When I was about get married, I got advises about the new life I was going to embrace, about how I might have to give less priority to my likes and dislikes and how I have to accept those of the new home. All those advises were very subtle, still it did suffocate me a bit. It didn’t matter that I was going to marry a man of my choice, the sacrifices I must do was staring at me. But none of this was asked by my fiancee or future in-laws.
Almost 7 years later, I am happy to acknowledge that I haven’t been asked to make anyone else’s likes and dislikes as my priority! Is it because we spent outside India for the majority of our married life or because my in-laws are not the demanding people – I think both of these are the reasons. I knew my husband very well before our marriage, so does he. We were aware of our flaws and faults very well. We knew each other’s values and strengths too. We had major fights before our marriage. But we wanted to get married to each other because we loved each other.
So when the advises found its way to my ears, I was kind of surprised. Surprised because, none of them knew the person I was going to live with better than me. Regardless, they pitched in. Because there are a set rules to be followed in a marriage and the most prominent one of all is the bride accepting that the new life is going to be the incredible one with price of her likes, dislikes, dreams, desires, etc. That’s what I understood. Because some of the statements were screaming that out, very gently, I might add.
Of course, the night before my wedding I wasn’t going to bother myself with all those new life tantrums. I was hopeful about the new life we were going to build together. Because I knew, that it is going to be new for him too.
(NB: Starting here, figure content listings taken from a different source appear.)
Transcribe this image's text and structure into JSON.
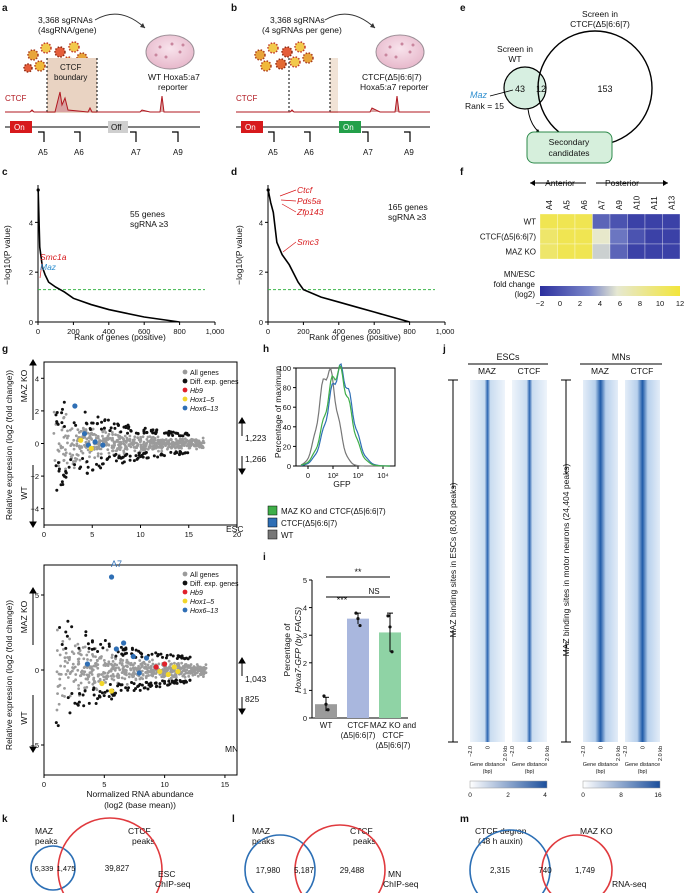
{
  "panel_labels": {
    "a": "a",
    "b": "b",
    "c": "c",
    "d": "d",
    "e": "e",
    "f": "f",
    "g": "g",
    "h": "h",
    "i": "i",
    "j": "j",
    "k": "k",
    "l": "l",
    "m": "m"
  },
  "panel_a": {
    "line1": "3,368 sgRNAs",
    "line2": "(4sgRNA/gene)",
    "reporter1": "WT Hoxa5:a7",
    "reporter2": "reporter",
    "ctcf": "CTCF",
    "boundary1": "CTCF",
    "boundary2": "boundary",
    "on": "On",
    "off": "Off",
    "genes": [
      "A5",
      "A6",
      "A7",
      "A9"
    ]
  },
  "panel_b": {
    "line1": "3,368 sgRNAs",
    "line2": "(4 sgRNAs per gene)",
    "reporter1": "CTCF(Δ5|6:6|7)",
    "reporter2": "Hoxa5:a7 reporter",
    "ctcf": "CTCF",
    "on1": "On",
    "on2": "On",
    "genes": [
      "A5",
      "A6",
      "A7",
      "A9"
    ]
  },
  "panel_c": {
    "ylabel": "−log10(P value)",
    "xlabel": "Rank of genes (positive)",
    "note1": "55 genes",
    "note2": "sgRNA ≥3",
    "hits": [
      "Smc1a",
      "Maz"
    ],
    "xticks": [
      "0",
      "200",
      "400",
      "600",
      "800",
      "1,000"
    ],
    "yticks": [
      "0",
      "2",
      "4"
    ]
  },
  "panel_d": {
    "ylabel": "−log10(P value)",
    "xlabel": "Rank of genes (positive)",
    "note1": "165 genes",
    "note2": "sgRNA ≥3",
    "hits": [
      "Ctcf",
      "Pds5a",
      "Zfp143",
      "Smc3"
    ],
    "xticks": [
      "0",
      "200",
      "400",
      "600",
      "800",
      "1,000"
    ],
    "yticks": [
      "0",
      "2",
      "4"
    ]
  },
  "panel_e": {
    "left_title1": "Screen in",
    "left_title2": "WT",
    "right_title1": "Screen in",
    "right_title2": "CTCF(Δ5|6:6|7)",
    "left_only": "43",
    "overlap": "12",
    "right_only": "153",
    "maz": "Maz",
    "rank": "Rank = 15",
    "secondary1": "Secondary",
    "secondary2": "candidates"
  },
  "panel_f": {
    "anterior": "Anterior",
    "posterior": "Posterior",
    "columns": [
      "A4",
      "A5",
      "A6",
      "A7",
      "A9",
      "A10",
      "A11",
      "A13"
    ],
    "rows": [
      "WT",
      "CTCF(Δ5|6:6|7)",
      "MAZ KO"
    ],
    "scale_label1": "MN/ESC",
    "scale_label2": "fold change",
    "scale_label3": "(log2)",
    "scale_ticks": [
      "−2",
      "0",
      "2",
      "4",
      "6",
      "8",
      "10",
      "12"
    ],
    "values": [
      [
        11,
        11,
        11,
        1,
        0,
        -1,
        -1,
        -1
      ],
      [
        10,
        11,
        11,
        6,
        2,
        0,
        -1,
        -1
      ],
      [
        10,
        11,
        11,
        5,
        1,
        -1,
        -1,
        -1
      ]
    ]
  },
  "panel_g": {
    "ylabel": "Relative expression (log2 (fold change))",
    "xlabel1": "Normalized RNA abundance",
    "xlabel2": "(log2 (base mean))",
    "up_label": "MAZ KO",
    "down_label": "WT",
    "legend": [
      "All genes",
      "Diff. exp. genes",
      "Hb9",
      "Hox1–5",
      "Hox6–13"
    ],
    "legend_colors": [
      "#9b9b9b",
      "#111111",
      "#e0202a",
      "#f2d62b",
      "#2f6fb5"
    ],
    "esc": {
      "up": "1,223",
      "down": "1,266",
      "tag": "ESC",
      "xticks": [
        "0",
        "5",
        "10",
        "15",
        "20"
      ],
      "yticks": [
        "−4",
        "−2",
        "0",
        "2",
        "4"
      ]
    },
    "mn": {
      "up": "1,043",
      "down": "825",
      "tag": "MN",
      "a7": "A7",
      "xticks": [
        "0",
        "5",
        "10",
        "15"
      ],
      "yticks": [
        "−5",
        "0",
        "5"
      ]
    }
  },
  "panel_h": {
    "ylabel": "Percentage of maximum",
    "xlabel": "GFP",
    "yticks": [
      "0",
      "20",
      "40",
      "60",
      "80",
      "100"
    ],
    "xticks": [
      "0",
      "10²",
      "10³",
      "10⁴"
    ],
    "legend": [
      "MAZ KO and CTCF(Δ5|6:6|7)",
      "CTCF(Δ5|6:6|7)",
      "WT"
    ],
    "legend_colors": [
      "#3fae49",
      "#2f6fb5",
      "#777777"
    ]
  },
  "panel_i": {
    "ylabel1": "Percentage of",
    "ylabel2": "Hoxa7-GFP (by FACS)",
    "yticks": [
      "0",
      "1",
      "2",
      "3",
      "4",
      "5"
    ],
    "bars": [
      "WT",
      "CTCF (Δ5|6:6|7)",
      "MAZ KO and CTCF (Δ5|6:6|7)"
    ],
    "sig": [
      "**",
      "***",
      "NS"
    ]
  },
  "panel_j": {
    "esc_title": "ESCs",
    "mn_title": "MNs",
    "cols": [
      "MAZ",
      "CTCF",
      "MAZ",
      "CTCF"
    ],
    "esc_side": "MAZ binding sites in ESCs (8,008 peaks)",
    "mn_side": "MAZ binding sites in motor neurons (24,404 peaks)",
    "xtick_labels": [
      "−2.0",
      "0",
      "2.0 kb"
    ],
    "gene_distance": "Gene distance",
    "bp": "(bp)",
    "scale1": [
      "0",
      "2",
      "4"
    ],
    "scale2": [
      "0",
      "8",
      "16"
    ]
  },
  "panel_k": {
    "left_title1": "MAZ",
    "left_title2": "peaks",
    "right_title1": "CTCF",
    "right_title2": "peaks",
    "left": "6,339",
    "overlap": "1,475",
    "right": "39,827",
    "tag1": "ESC",
    "tag2": "ChIP-seq"
  },
  "panel_l": {
    "left_title1": "MAZ",
    "left_title2": "peaks",
    "right_title1": "CTCF",
    "right_title2": "peaks",
    "left": "17,980",
    "overlap": "5,187",
    "right": "29,488",
    "tag1": "MN",
    "tag2": "ChIP-seq"
  },
  "panel_m": {
    "left_title1": "CTCF degron",
    "left_title2": "(48 h auxin)",
    "right_title1": "MAZ KO",
    "left": "2,315",
    "overlap": "740",
    "right": "1,749",
    "tag1": "RNA-seq"
  },
  "chart_data": [
    {
      "type": "line",
      "title": "Screen in WT",
      "xlabel": "Rank of genes (positive)",
      "ylabel": "−log10(P value)",
      "x": [
        1,
        10,
        25,
        40,
        60,
        100,
        150,
        200,
        300,
        400,
        500,
        600,
        700,
        800
      ],
      "y": [
        5.3,
        3.0,
        2.2,
        1.9,
        1.6,
        1.4,
        1.2,
        0.95,
        0.7,
        0.5,
        0.35,
        0.2,
        0.1,
        0.0
      ],
      "ylim": [
        0,
        5.5
      ],
      "xlim": [
        0,
        1000
      ],
      "threshold": 1.3
    },
    {
      "type": "line",
      "title": "Screen in CTCF(Δ5|6:6|7)",
      "xlabel": "Rank of genes (positive)",
      "ylabel": "−log10(P value)",
      "x": [
        1,
        15,
        30,
        50,
        80,
        120,
        170,
        200,
        300,
        400,
        500,
        600,
        700,
        800
      ],
      "y": [
        5.3,
        4.8,
        4.4,
        3.2,
        2.7,
        2.3,
        1.6,
        1.3,
        1.0,
        0.8,
        0.6,
        0.4,
        0.2,
        0.0
      ],
      "ylim": [
        0,
        5.5
      ],
      "xlim": [
        0,
        1000
      ],
      "threshold": 1.3
    },
    {
      "type": "bar",
      "title": "Percentage of Hoxa7-GFP (by FACS)",
      "categories": [
        "WT",
        "CTCF (Δ5|6:6|7)",
        "MAZ KO and CTCF (Δ5|6:6|7)"
      ],
      "values": [
        0.5,
        3.6,
        3.1
      ],
      "ylim": [
        0,
        5
      ],
      "colors": [
        "#9b9b9b",
        "#a9b7de",
        "#8fd3a5"
      ]
    }
  ]
}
I was aware that he was also going to make adjustments to fit me in his life and the same was expected from me too. I wonder now, why they failed to tell me about that. Is it because society sees and wants only girl to make adjustments? I am happy to underline that my expectations were right, he too did a lot of adjustments on his side to accommodate me. And it should be like that.
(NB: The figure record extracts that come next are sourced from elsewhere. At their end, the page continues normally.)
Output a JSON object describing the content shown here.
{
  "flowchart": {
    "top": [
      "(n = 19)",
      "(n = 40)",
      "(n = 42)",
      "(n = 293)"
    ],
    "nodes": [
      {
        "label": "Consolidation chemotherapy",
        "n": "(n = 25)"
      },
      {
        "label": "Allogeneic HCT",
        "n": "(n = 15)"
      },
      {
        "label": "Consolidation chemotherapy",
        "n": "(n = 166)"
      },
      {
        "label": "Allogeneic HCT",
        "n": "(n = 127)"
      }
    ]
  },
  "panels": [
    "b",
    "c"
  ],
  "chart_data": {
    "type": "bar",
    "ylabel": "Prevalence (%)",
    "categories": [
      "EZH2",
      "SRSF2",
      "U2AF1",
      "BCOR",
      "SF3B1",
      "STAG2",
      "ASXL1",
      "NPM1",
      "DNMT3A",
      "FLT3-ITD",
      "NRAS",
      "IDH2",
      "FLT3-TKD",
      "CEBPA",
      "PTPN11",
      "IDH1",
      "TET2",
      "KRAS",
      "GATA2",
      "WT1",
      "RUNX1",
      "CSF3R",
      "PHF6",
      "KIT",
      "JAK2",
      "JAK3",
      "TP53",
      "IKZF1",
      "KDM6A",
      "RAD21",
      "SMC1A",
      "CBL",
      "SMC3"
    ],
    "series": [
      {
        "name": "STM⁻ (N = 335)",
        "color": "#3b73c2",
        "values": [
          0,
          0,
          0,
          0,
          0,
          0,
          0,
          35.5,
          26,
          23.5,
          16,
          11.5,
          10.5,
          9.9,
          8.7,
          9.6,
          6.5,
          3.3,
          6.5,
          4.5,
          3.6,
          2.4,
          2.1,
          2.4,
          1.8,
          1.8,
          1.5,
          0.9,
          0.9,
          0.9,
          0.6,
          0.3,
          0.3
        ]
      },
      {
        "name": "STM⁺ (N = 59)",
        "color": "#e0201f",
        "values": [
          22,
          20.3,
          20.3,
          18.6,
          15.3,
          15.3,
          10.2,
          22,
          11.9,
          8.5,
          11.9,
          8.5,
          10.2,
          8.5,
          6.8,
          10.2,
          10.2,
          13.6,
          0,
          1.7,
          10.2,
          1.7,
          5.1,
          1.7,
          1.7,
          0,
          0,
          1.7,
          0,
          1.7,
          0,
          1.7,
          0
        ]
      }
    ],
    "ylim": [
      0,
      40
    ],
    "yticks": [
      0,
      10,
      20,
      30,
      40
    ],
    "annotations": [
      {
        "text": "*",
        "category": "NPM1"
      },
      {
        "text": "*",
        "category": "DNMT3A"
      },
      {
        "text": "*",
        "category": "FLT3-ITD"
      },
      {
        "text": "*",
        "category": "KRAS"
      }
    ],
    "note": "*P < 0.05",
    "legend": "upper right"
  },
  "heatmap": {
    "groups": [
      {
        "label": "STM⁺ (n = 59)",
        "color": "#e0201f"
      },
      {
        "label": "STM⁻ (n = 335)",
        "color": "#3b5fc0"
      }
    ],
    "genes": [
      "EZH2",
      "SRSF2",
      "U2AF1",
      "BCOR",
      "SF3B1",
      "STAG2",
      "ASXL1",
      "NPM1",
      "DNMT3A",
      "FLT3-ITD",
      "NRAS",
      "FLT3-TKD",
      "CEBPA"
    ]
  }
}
Then I realized, though everyone was generous in dropping their knowledge about the married life on to me, no one educated me on how to handle the bad situations, how to understand when I was exploited in any way, how to let them know if any such case happens, moreover they didn’t ask me if I was happy and they don’t ask me if I am happy now. And I am proud to say that there is only one person who cares about my happiness, my husband, the person I loved and got married to, who I fight with and scream at, who knows the ups and downs I go through. And I must say it is mutual.
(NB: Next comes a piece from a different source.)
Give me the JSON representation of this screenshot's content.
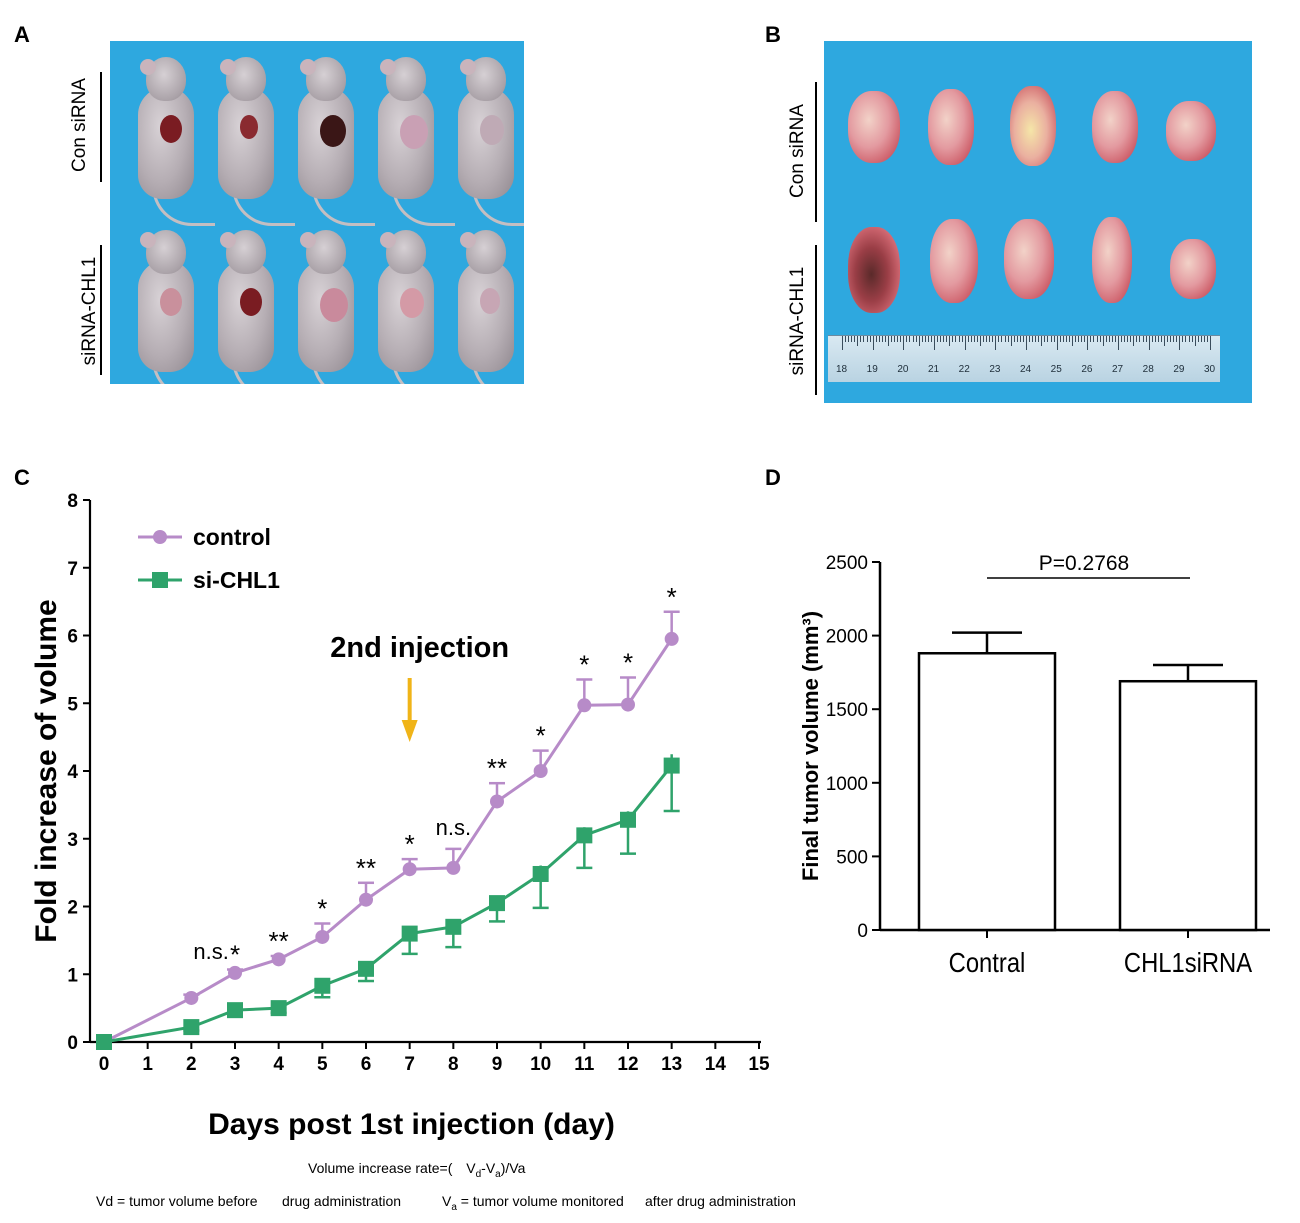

There are a lot of misconceptions going on about married life. Yes, it is true that girls have to make adjustments to make it work but so does boys. If men are not doing it probably because they are not expected to do so or they are taught not to adjust. Is it society’s mistake then?
If you don’t educate your daughters well about the situation then how can you cry when things go all wrong? On what basis can women complain about the injustice and inequalities suffered from the in-laws if they are expected to sacrifice and adjust by their own parents? How are men at fault when they are not made aware that they too have adjustments to make in the new life? Who is at fault here?